The DIY vision has become central to the underground music scene also, with the lo-fi ideals of skiffle groups in the 1950s, the punks of the 1970s, post-punk and the 80s indie scene enduring to the present day. Subverting the term hi-fi, lo-fi music refers to a musical style in opposition to high production values. Encompassing an ideology that has been both championed and ridiculed over the decades, for some, this is the only way they are willing to make music, to others it represents an annoyingly shambolic, amateur style. It is, however, this celebration of the amateur that is at the heart of DIY scene in both music and literature a celebration that continues today.
New technology has had a high impact on DIY culture, it is now easier to do-it-yourself than ever before. Though embracing the high-tech may seem in opposition to lo-fi creation, advancements like the internet enable a more far-reaching distribution of DIY publications than ever before. The independant ethos of the lo-fi approach has remained and the rise of the DIY movement continues. As Mark Perry infamously wrote in the punk zine Sniffin Glue, Heres a picture of a chord and another one and another one now go and form your own band!. Whether your interest is music, literature or otherwise, it really is that simple to become involved. Well, why not?
Amy Spencer, 2005
A Platform for the Individual
The Writer
Zines are non-commercial, small-circulation publications which are produced and distributed by their creators. Generally the zine writer is not a professional writer, nor are they being paid for their efforts, so who exactly is producing zines and why? The basic appeal of creating these home-made magazines is easy to see the opportunity to write whatever you want and tap into a willing audience, with no restrictions. The drawbacks are just as obvious the time it takes to produce the zine as well as the costs involved. Many zine writers barely break even on their expenses.

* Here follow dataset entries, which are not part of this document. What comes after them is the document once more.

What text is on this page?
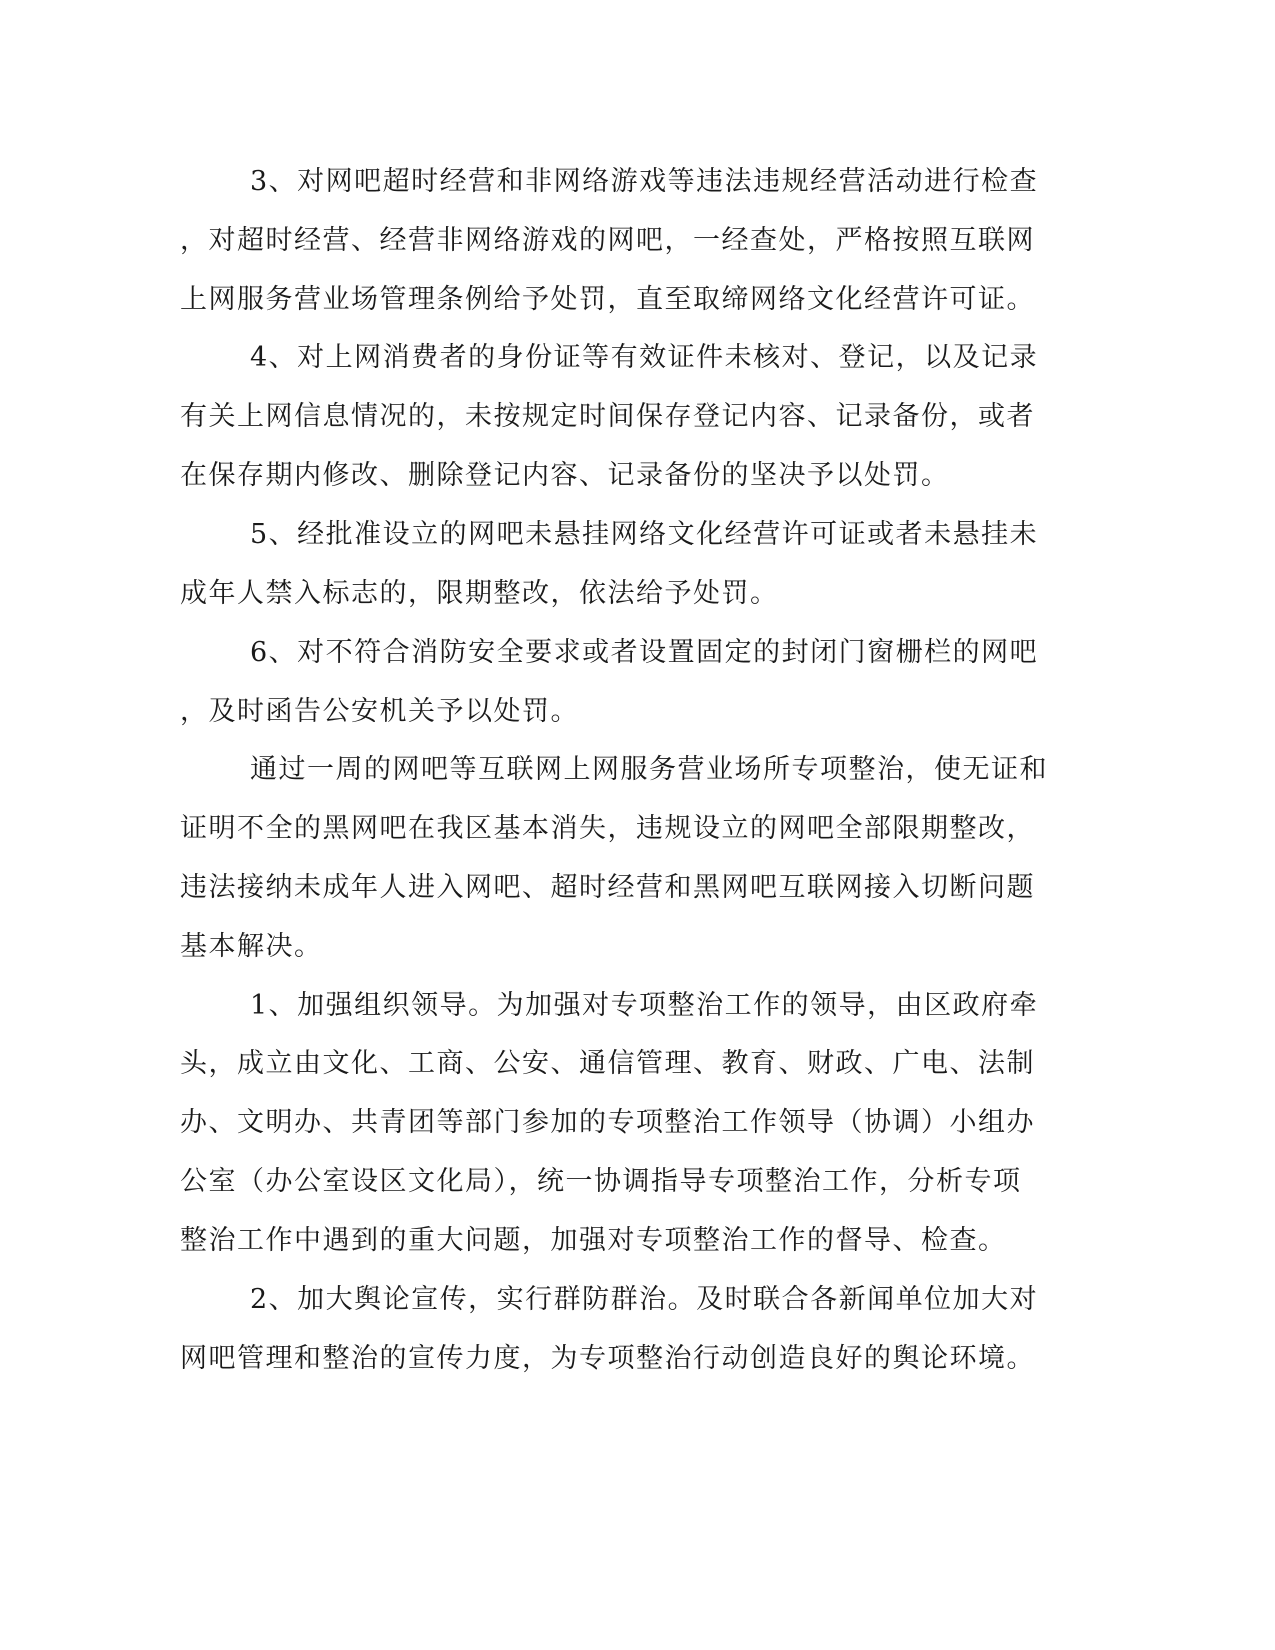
3、对网吧超时经营和非网络游戏等违法违规经营活动进行检查
，对超时经营、经营非网络游戏的网吧，一经查处，严格按照互联网
上网服务营业场管理条例给予处罚，直至取缔网络文化经营许可证。
4、对上网消费者的身份证等有效证件未核对、登记，以及记录
有关上网信息情况的，未按规定时间保存登记内容、记录备份，或者
在保存期内修改、删除登记内容、记录备份的坚决予以处罚。
5、经批准设立的网吧未悬挂网络文化经营许可证或者未悬挂未
成年人禁入标志的，限期整改，依法给予处罚。
6、对不符合消防安全要求或者设置固定的封闭门窗栅栏的网吧
，及时函告公安机关予以处罚。
通过一周的网吧等互联网上网服务营业场所专项整治，使无证和
证明不全的黑网吧在我区基本消失，违规设立的网吧全部限期整改，
违法接纳未成年人进入网吧、超时经营和黑网吧互联网接入切断问题
基本解决。
1、加强组织领导。为加强对专项整治工作的领导，由区政府牵
头，成立由文化、工商、公安、通信管理、教育、财政、广电、法制
办、文明办、共青团等部门参加的专项整治工作领导（协调）小组办
公室（办公室设区文化局），统一协调指导专项整治工作，分析专项
整治工作中遇到的重大问题，加强对专项整治工作的督导、检查。
2、加大舆论宣传，实行群防群治。及时联合各新闻单位加大对
网吧管理和整治的宣传力度，为专项整治行动创造良好的舆论环境。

Fredric Wertham, a New York psychiatrist, became interested in the fanzine phenomenon in the early 40s, while researching the links between psychology and literature. His work at first focused on the negative effects that popular culture could potentially have on an individual. He became well respected on the subject and invited to give evidence before the Senate Subcommittee on Juvenile Delinquency in the 1950s. By the 1970s, he began to shift his attention to comic fandom subcultures. He tried to find out why people were publishing their own zines when they could instead be reading the mainstream commercial magazines. Instead of criticizing their work, he became intrigued by the fanzine founders by their lack of commercial motivation and their celebration of the amateur writer. He later published these findings in his book The World of Fanzines so the man who warned America of the dangers of popular culture became one of the first academics to be intrigued by underground publishing. In his book Wertham explains that: Zines give a voice to the everyday anonymous person. The basic idea is that someone sits down, writes, collects, draws or edits a bunch of stuff they are interested in or care deeply about, photocopies or prints up some copies of it and distributes it. The zine creating process is a direct one, remaining under the writers control at all times. Perhaps its outstanding facet is that it exists without any outside interference, without any control from above, without any censorship, without any supervision or manipulation. This is no mere formal matter; it goes to the heart of what fanzines are.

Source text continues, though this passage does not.